No such thing.
I am more convinced than ever. Despite the claims of this place (which seem to be grossly exaggerated), I am more sure than ever that there’s no perfect church.
While I’m at it, let me go a step further—because I doubt that many will dispute that there are no perfect churches. I’ve actually become fairly sure that most churches that are “successful” (whatever that means) aren’t even really sure why they’re successful and, conversely, most churches that aren’t successful can’t really be sure why they’re not.
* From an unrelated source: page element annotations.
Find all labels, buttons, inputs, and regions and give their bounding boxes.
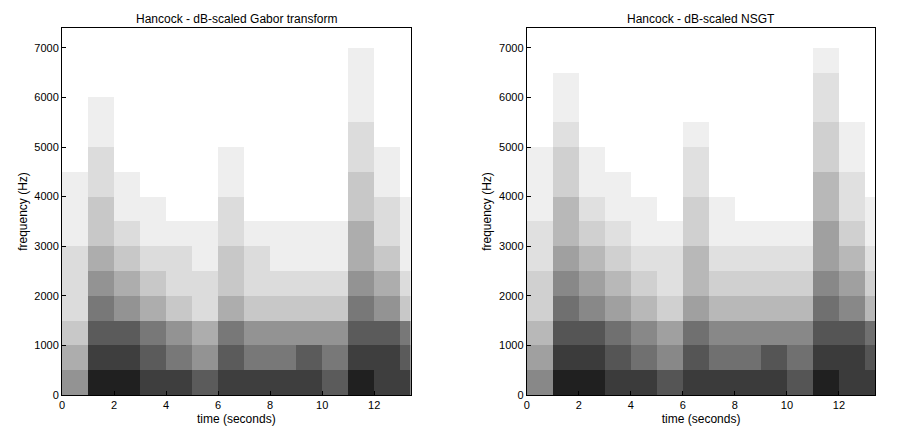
svg-text:7000: 7000 (34, 42, 58, 54)
svg-text:12: 12 (833, 399, 845, 411)
svg-text:Hancock - dB-scaled Gabor tran: Hancock - dB-scaled Gabor transform (136, 12, 337, 26)
svg-text:time (seconds): time (seconds) (197, 412, 276, 426)
svg-text:1000: 1000 (34, 339, 58, 351)
svg-text:10: 10 (316, 399, 328, 411)
svg-text:0: 0 (517, 389, 523, 401)
svg-text:frequency (Hz): frequency (Hz) (16, 172, 30, 251)
svg-text:2: 2 (111, 399, 117, 411)
svg-text:2000: 2000 (34, 290, 58, 302)
svg-text:6: 6 (680, 399, 686, 411)
svg-text:5000: 5000 (34, 141, 58, 153)
svg-text:8: 8 (267, 399, 273, 411)
svg-text:12: 12 (368, 399, 380, 411)
svg-text:3000: 3000 (34, 240, 58, 252)
svg-text:0: 0 (59, 399, 65, 411)
svg-text:10: 10 (781, 399, 793, 411)
svg-text:8: 8 (732, 399, 738, 411)
svg-text:Hancock - dB-scaled NSGT: Hancock - dB-scaled NSGT (627, 12, 775, 26)
svg-text:7000: 7000 (499, 42, 523, 54)
svg-text:4000: 4000 (34, 190, 58, 202)
svg-text:5000: 5000 (499, 141, 523, 153)
svg-text:3000: 3000 (499, 240, 523, 252)
svg-text:2: 2 (576, 399, 582, 411)
svg-text:4000: 4000 (499, 190, 523, 202)
svg-text:6000: 6000 (34, 91, 58, 103)
svg-text:6000: 6000 (499, 91, 523, 103)
svg-text:4: 4 (163, 399, 169, 411)
svg-text:1000: 1000 (499, 339, 523, 351)
svg-text:6: 6 (215, 399, 221, 411)
svg-text:0: 0 (53, 389, 59, 401)
svg-text:4: 4 (628, 399, 634, 411)
svg-text:2000: 2000 (499, 290, 523, 302)
svg-text:time (seconds): time (seconds) (662, 412, 741, 426)
svg-text:0: 0 (524, 399, 530, 411)
svg-text:frequency (Hz): frequency (Hz) (480, 172, 494, 251)
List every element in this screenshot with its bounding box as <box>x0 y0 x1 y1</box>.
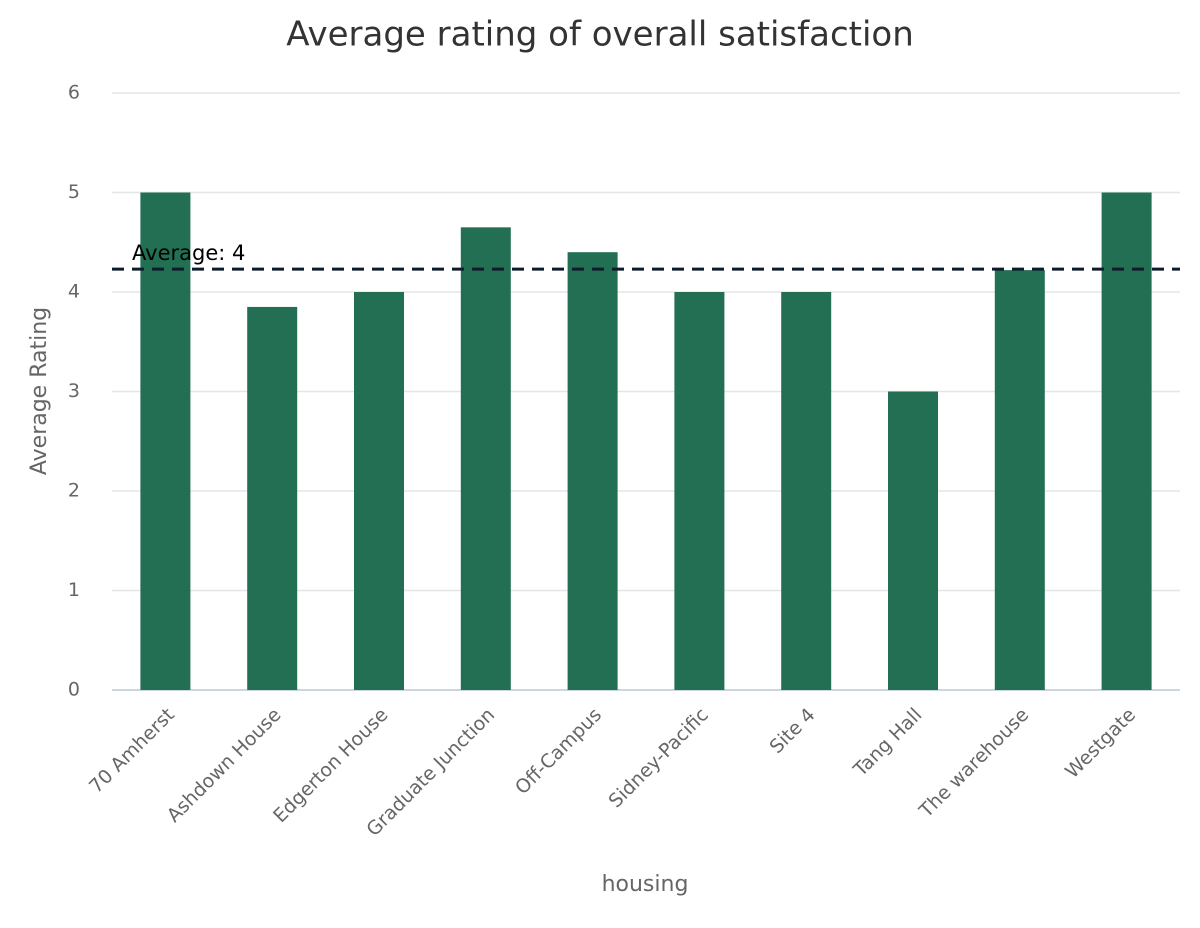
bar <box>460 227 511 690</box>
x-axis-title: housing <box>602 872 689 897</box>
y-tick-label: 1 <box>68 579 80 601</box>
y-axis-title: Average Rating <box>27 307 52 475</box>
y-tick-label: 4 <box>68 281 80 303</box>
x-tick-label: 70 Amherst <box>85 704 179 798</box>
x-tick-label: Edgerton House <box>269 704 392 827</box>
x-tick-label: Tang Hall <box>849 704 927 782</box>
y-tick-label: 6 <box>68 82 80 104</box>
bar <box>354 292 404 690</box>
bar <box>781 292 832 690</box>
chart-title: Average rating of overall satisfaction <box>286 15 914 55</box>
bar <box>888 391 938 690</box>
x-tick-label: Site 4 <box>765 704 819 758</box>
reference-label: Average: 4 <box>132 241 245 265</box>
x-tick-label: Westgate <box>1061 704 1140 783</box>
x-tick-label: Sidney-Pacific <box>604 704 712 812</box>
y-tick-label: 2 <box>68 480 80 502</box>
y-tick-label: 5 <box>68 181 80 203</box>
x-tick-label: The warehouse <box>914 704 1033 823</box>
bar <box>994 270 1045 690</box>
bar <box>1101 192 1152 690</box>
bar <box>247 306 298 690</box>
bar <box>567 252 618 690</box>
bar <box>140 192 191 690</box>
x-tick-label: Ashdown House <box>163 704 286 827</box>
y-tick-label: 3 <box>68 380 80 402</box>
bar <box>674 292 725 690</box>
y-tick-label: 0 <box>68 679 80 701</box>
x-tick-label: Off-Campus <box>511 704 606 799</box>
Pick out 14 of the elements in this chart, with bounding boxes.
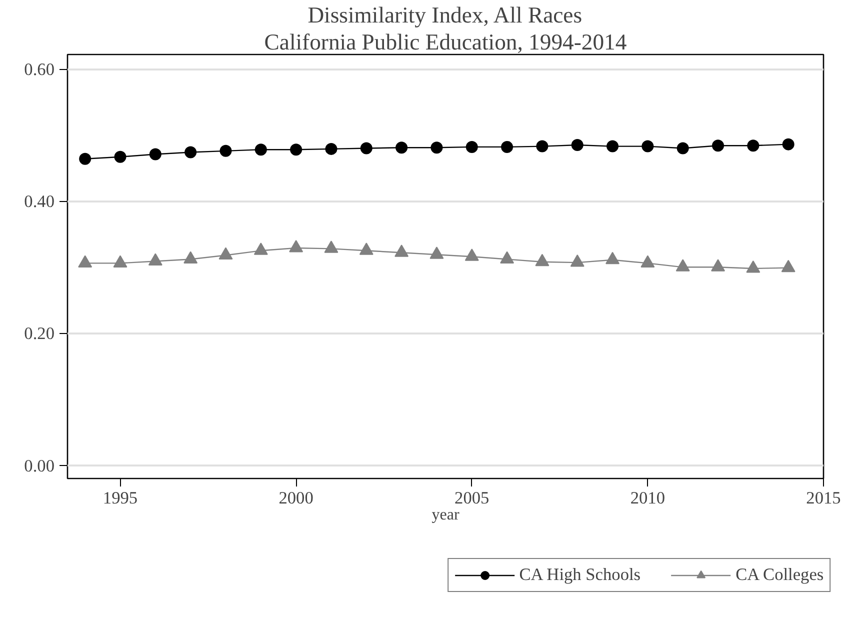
legend-label: CA High Schools [519, 565, 641, 585]
x-tick-label: 2015 [806, 488, 841, 508]
chart-title: Dissimilarity Index, All Races [308, 2, 582, 28]
y-tick-label: 0.60 [24, 60, 55, 80]
x-tick-label: 2005 [454, 488, 490, 508]
chart-subtitle: California Public Education, 1994-2014 [264, 30, 627, 54]
x-axis-title: year [432, 506, 460, 524]
x-tick-label: 2010 [630, 488, 666, 508]
y-tick-label: 0.20 [24, 324, 55, 344]
legend-label: CA Colleges [736, 565, 824, 585]
x-tick-label: 1995 [102, 488, 138, 508]
x-tick-label: 2000 [278, 488, 314, 508]
y-tick-label: 0.00 [24, 456, 55, 476]
y-tick-label: 0.40 [24, 192, 55, 212]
Obviously, there are some sure-fire “church killers.” If you stop focusing on Scripture and the biblical gospel, your church is gonna die. Maybe not soon. But it eventually will. The biggest church in America is going to die. Even huge churches that stop focusing on Scripture and the biblical gospel are not immune. Whole denominations are not immune.
I was part of a conversation at lunch today that focused mainly on how to “do church” well. What does “success” mean? Is there one thing that is biblical success, or do different churches have different and valid meanings of “success”? What do “numbers” mean? How do you measure what’s really going on when you have lots of people at your church or have few people at your church? (Hint: You can’t.) What is “church”? Do programs work? Always? Never? Sometimes? What about these churches that have a charismatic (not that kind) speaker and a rockin’ band and they get thousands of people? Is that necessarily good or bad? Are huge churches doing something right or something wrong? Are small churches doing something wrong or something right? Is it possible to know?
Every week there is a new article or program or book that promises huge results and has promising people promising huge results from it. Just this morning there was another one. This one was all the rage not long ago. There’s also this one and this one and this one and everything from this guy. They all have good ideas. They all make valid points. And none of them will necessarily do much to help your church. That’s the truth that is never spoken. Sometimes you’re faithful and you get sawn in two anyway (Heb. 11:37).
Here’s what I’m (close to) convinced of: No one understands our culture perfectly. Therefore no one understands the subculture/demographic they’re trying to reach perfectly. And no one understands what reaches that subculture/demographic perfectly. And no one implements perfectly what reaches the subculture/demographic they’re trying to reach. And no one has a perfect grasp on what “reach” means.
So… where is this rant going?
Here’s what I think: I think church leaders need not be so frustrated. I think we need to think carefully about what we want to do. We need to come up with an imperfectly conceived, imperfectly thought-out, imperfectly implemented plan and then pray, submit ourselves to God, and see what the Holy Spirit does with it.
I deeply appreciate the humility of people like Matt Chandler, whose church has grown to 6,000+ in six years and he admits that he doesn’t know why. He’s actually surprised. And he admits that there are both a lot of committed followers of Christ as well as a lot of uncommitted “Christians” at his church. And he doesn’t like it (the latter, that is). I suspect that he’ll never try to write a book on how to “do ministry” because he and his staff don’t know what happened. Matt started preaching, he hired his friends, and the church blew up. He accepts conference speaking invitations with a certain amount of disdain because he knows he’s doing nothing differently than a thousand other pastors whose churches aren’t going as well. But no one asks pastors of churches of 200 people to speak at conferences—even if they are doing exactly what Chandler is doing.
On the other hand, I think it’s hilarious that so many pastors with big churches think they know why their church is big. I don’t think they do. I really don’t. Not fully. There are too many factors involved – some known and some unknown.
So, am I saying that “how to do church” books are worthless? Of course not. Am I saying that Ed Stetzer isn’t a genius. Of course not. Am I saying that the numerical “success” of megachurches is always hollow? Of course not. Am I saying that the smallness of small churches is always virtuous? Of course not. I’m saying that “The wind blows where it wishes, and you hear its sound, but you do not know where it comes from or where it goes. So it is with everyone who is born of the Spirit” (3:8).